Oh, and yes, I did have some stories read on Listen With Mother, too.  The Scarecrow's New Clothes, The Adventurous Seed...

Saturday, October 09, 2010

HER WISH-LIST BRIDEGROOM


One of my back list titles is having a very busy time at the moment.
HER WISH LIST BRIDEGROOM has just been reissued in the UK in September, in a 3-in-1 called Gorgeous Grooms - still available from Mills and Boon's website.
 
It's also available as a Kindle in the UK and in the US  as the three in one or as a single title.



 As if that wasn't exciting enough, it's is also going to be packaged with German Sunday newspaper Bild am Sonntag in October as a giveaway to promote Harlequin.  An incredible honour.

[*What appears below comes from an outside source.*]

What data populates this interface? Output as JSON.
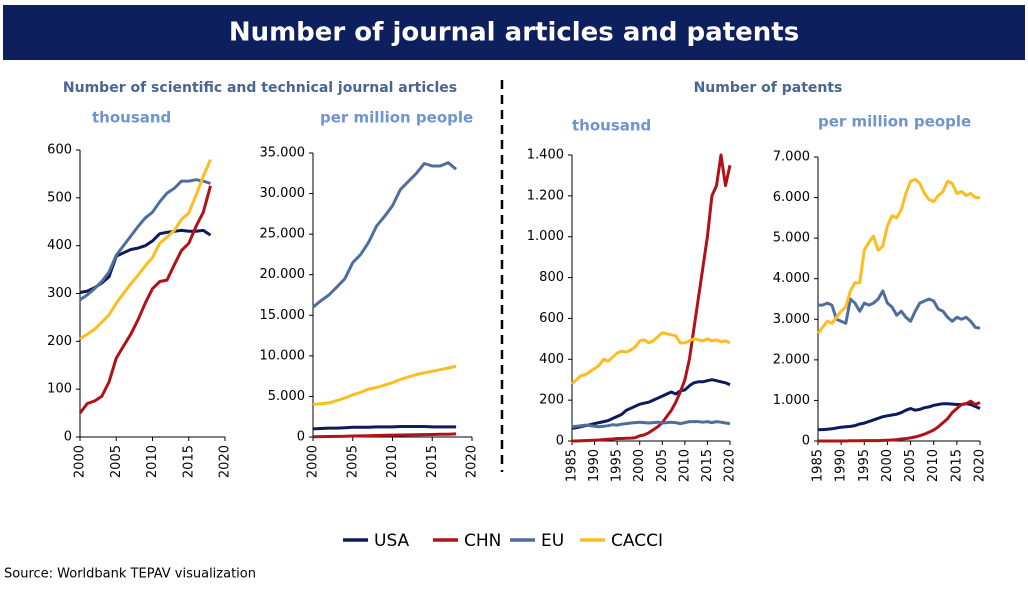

If anyone spots one do let me know!

I also, somewhat belatedly, updated my website for this month, with an excerpt of MISTLETOE AND THE LOST STILETTO, available this month at  eHarlequin and again, as an eBook download - just click the eBook store option when to get to the site.




This will be available in the UK next month in a lovely Christmas Cherish cover which will look perfect in a stocking for your favourite romance lover.  Or yourself!

This is the "elf" book, in which Lucy Bright hides out from her "Prince Charming" (he's behind you!) in Santa's Grotto while Nathaniel Hart tracks down the girl who's lost her hot red stiletto on his department store stairs.

Fun, fast and with all the elements of the fairy tale, there's a guaranteed happy ending, but the journey is bumpy so hang onto the seat of your sleigh!